Oyun platformu Roblox için de benzer bir karar alındı
Türkiye’de bu ay başında Instagram engeli sürerken, çocuklar arasında popüler olan ve 15 milyondan fazla kullanıcıya sahip oyun platformu Roblox için de benzer bir karar alındı. Platformun sadece alan adı değil, App Store ve Google Play’deki uygulamaları da erişime engellendi.
Adalet Bakanı Yılmaz Tunç sosyal medya hesabından, “Çocukların istismarına neden olacak içerikler barındırması sebebiyle Roblox isimli oyun platformuna ve uygulama marketlerindeki linklerine, Adana Cumhuriyet Başsavcılığı tarafından yürütülen soruşturma kapsamında ‘İnternet Ortamında Yapılan Yayınların Düzenlenmesi ve Bu Yayınlar Yoluyla İşlenen Suçlarla Mücadele Edilmesi Hakkında Kanun’da belirtilen hususlar çerçevesinde Adana 6. Sulh Ceza Hakimliği’nce erişim engeli getirildiğini” yazdı.
Yayman: “Sansüre ve yasaklamalara karşı bir hükümetiz”
Diğer yandan geçtiğimiz hafta TBMM Dijital Mecralar Komisyonu, AK Parti Hatay Milletvekili Hüseyin Yayman başkanlığında toplandı.
Komisyonda “Dijital Gündemde Yaşanan Son Gelişmeler” tartışıldı. Komisyon Başkanı Yayman, dijital dünyanın yoğun bir gündemin içinde olduğunu, Türkiye ve dünyada inanılmaz bir sürecin yaşandığını belirtti.
Yayman, “Türkiye’de 2024 yılı Ocak ayı itibarıyla X’in 20 milyon, YouTube’un 57 milyon, Instagram’ın 57 milyon, ki muhtemelen son dönemde yapılan tartışmalarla takipçi sayısı 60 milyona çıkmıştır.
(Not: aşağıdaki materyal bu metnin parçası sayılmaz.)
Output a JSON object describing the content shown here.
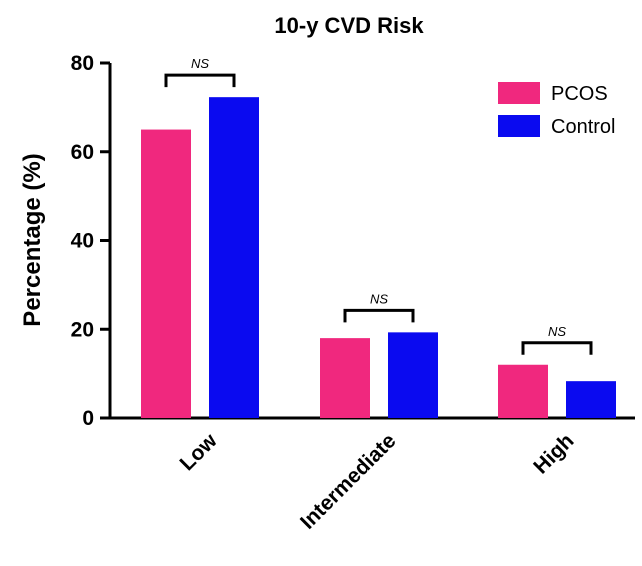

TikTok’un 37 milyon, Facebook’un 34 milyon, LinkedIn’in 16 milyon takipçisi var” dedi.
Yayman, dijital bir çağın içinde yaşadıklarını; yasaklamalara, sansüre karşı olan bir hükümet olduklarını savundu. AK Parti döneminde atılan adımları anlatan Yayman, “Bu ağların, dijital mecralar, başta hukuksal ve yönetsel altyapısı olmak üzere Türkiye’ye gelmesi, faaliyet göstermesi, temsilcilik açması ve bir müzakere sürecinin yürütülmesi AK Parti’nin 22 yıllık iktidarı döneminde olmuştur. Türkiye, dünyada en fazla sosyal medya kullanan, takipçisi olan, abonesi olan ülkelerden bir tanesi” diye konuştu.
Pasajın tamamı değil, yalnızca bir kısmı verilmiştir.